Few readers will be unaware of the Portas Review, which Mary Portas prepared for the Westminster Government in December 2011. The Review contained recommendations for saving the high street in England and Wales. There was even a follow-up tv series fronted by Portas.

Receiving slightly less media attention was the report prepared by an advisory group headed by "Scotland's Portas" – architect Malcolm Fraser – as part of the Scottish Government's National Review of Town Centres.

The Scottish Government issued their formal response to that report on 7 November.

Content of Response

The response accepts the Portas mantra that town centres need to get back to their roots with a better mix of uses, including residential.

But a variety of key players all need to play their part in effecting change: property owners, retailers, the Treasury, various Scottish Government departments and local authorities. In recognition of that, the formal response is cross-Government, and tends to more of a "nudge" than a "top-down" approach.
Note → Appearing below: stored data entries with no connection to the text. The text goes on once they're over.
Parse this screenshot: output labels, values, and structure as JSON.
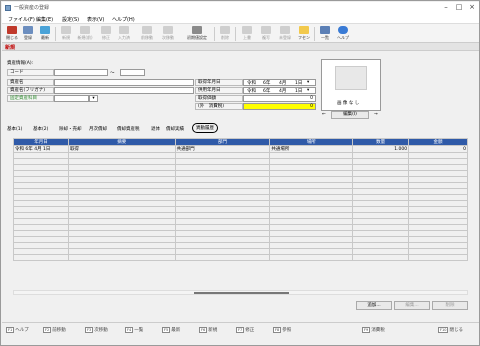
{
  "window": {
    "title": "一般資産の登録"
  },
  "menu": [
    "ファイル(F)",
    "編集(E)",
    "設定(S)",
    "表示(V)",
    "ヘルプ(H)"
  ],
  "toolbar": [
    {
      "label": "閉じる",
      "icon": "close-icon",
      "enabled": true
    },
    {
      "label": "登録",
      "icon": "save-icon",
      "enabled": true
    },
    {
      "label": "最新",
      "icon": "refresh-icon",
      "enabled": true
    },
    {
      "label": "新規",
      "icon": "new-icon",
      "enabled": false
    },
    {
      "label": "新規(前)",
      "icon": "new-copy-icon",
      "enabled": false
    },
    {
      "label": "修正",
      "icon": "edit-icon",
      "enabled": false
    },
    {
      "label": "入力済",
      "icon": "input-icon",
      "enabled": false
    },
    {
      "label": "前移動",
      "icon": "prev-icon",
      "enabled": false
    },
    {
      "label": "次移動",
      "icon": "next-icon",
      "enabled": false
    },
    {
      "label": "初期値設定",
      "icon": "defaults-icon",
      "enabled": true
    },
    {
      "label": "削除",
      "icon": "delete-icon",
      "enabled": false
    },
    {
      "label": "上書",
      "icon": "overwrite-icon",
      "enabled": false
    },
    {
      "label": "複写",
      "icon": "copy-icon",
      "enabled": false
    },
    {
      "label": "未登録",
      "icon": "unregistered-icon",
      "enabled": false
    },
    {
      "label": "フセン",
      "icon": "sticky-note-icon",
      "enabled": true
    },
    {
      "label": "一覧",
      "icon": "list-icon",
      "enabled": true
    },
    {
      "label": "ヘルプ",
      "icon": "help-icon",
      "enabled": true
    }
  ],
  "mode": "新規",
  "form": {
    "section_title": "資産情報(A):",
    "code_label": "コード",
    "code_sep": "～",
    "name_label": "資産名",
    "kana_label": "資産名(フリガナ)",
    "category_label": "固定資産科目",
    "acquire_date_label": "取得年月日",
    "acquire_date": {
      "era": "令和",
      "year": "6年",
      "month": "4月",
      "day": "1日"
    },
    "use_date_label": "供用年月日",
    "use_date": {
      "era": "令和",
      "year": "6年",
      "month": "4月",
      "day": "1日"
    },
    "cost_label": "取得価額",
    "cost_value": "0",
    "tax_label": "(外　消費税)",
    "tax_value": "0"
  },
  "image_panel": {
    "no_image_label": "画 像 な し",
    "edit_button": "編集(I)"
  },
  "tabs": [
    "基本(1)",
    "基本(2)",
    "除却・売却",
    "月次償却",
    "償却資産税",
    "退体",
    "償却実績",
    "異動履歴"
  ],
  "active_tab": "異動履歴",
  "history_table": {
    "columns": [
      "年月日",
      "摘要",
      "部門",
      "場所",
      "数量",
      "金額"
    ],
    "rows": [
      {
        "date": "令和 6年 4月 1日",
        "summary": "取得",
        "dept": "共通部門",
        "place": "共通場所",
        "qty": "1.000",
        "amount": "0"
      }
    ],
    "empty_rows": 18
  },
  "table_buttons": {
    "add": "追加...",
    "edit": "編集...",
    "delete": "削除"
  },
  "fkeys": [
    {
      "key": "F1",
      "label": "ヘルプ"
    },
    {
      "key": "F2",
      "label": "前移動"
    },
    {
      "key": "F3",
      "label": "次移動"
    },
    {
      "key": "F4",
      "label": "一覧"
    },
    {
      "key": "F5",
      "label": "最新"
    },
    {
      "key": "F6",
      "label": "新規"
    },
    {
      "key": "F7",
      "label": "修正"
    },
    {
      "key": "F8",
      "label": "参照"
    },
    {
      "key": "F9",
      "label": "消費税"
    },
    {
      "key": "F10",
      "label": "閉じる"
    }
  ],
  "colors": {
    "mode_red": "#c00000",
    "header_blue": "#2f5aa8",
    "highlight_yellow": "#ffff00",
    "category_green": "#2b8a2b"
  }
}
There is a lot of focus on "encouraging" people and organisations to do things, for example:

giving local authorities powers to establish Town Centre Investment Zones, using discretionary rates relief to encourage local business;
encouraging entrepreneurship in town centres through an Entrepreneurship and Innovation Framework and through funding available to third sector organisations; and
supporting community-led activity that supports town centres.

Specific actions include:

committing £2m towards a Town Centre Housing Fund – to act as a demonstration project to help bring empty town centre properties back into use as affordable housing; and
creating incentives to bring long term vacant premises back into use, including expanding Fresh Start rates relief – which halves business rates for companies occupying previously empty property – to apply to pubs, hotels and restaurants from April 2014.

And there's one particular commitment which gets only four lines in the response, but could be particularly important in the fight to save Scottish town centres.

The Scottish Government has undertaken to include an updated "town centre first" planning policy and associated "sequential test" in the final Scottish Planning Policy, due for publication in Summer 2014.

It has become evident to many that – to allow town centres to compete with out-of-town developments – clearer guidance needs to be issued to explain when out-of-centre proposals should be altered or reduced in scale so that they can be accommodated within town centres. Will the Scottish Government's undertaking lead to just that clarity appearing?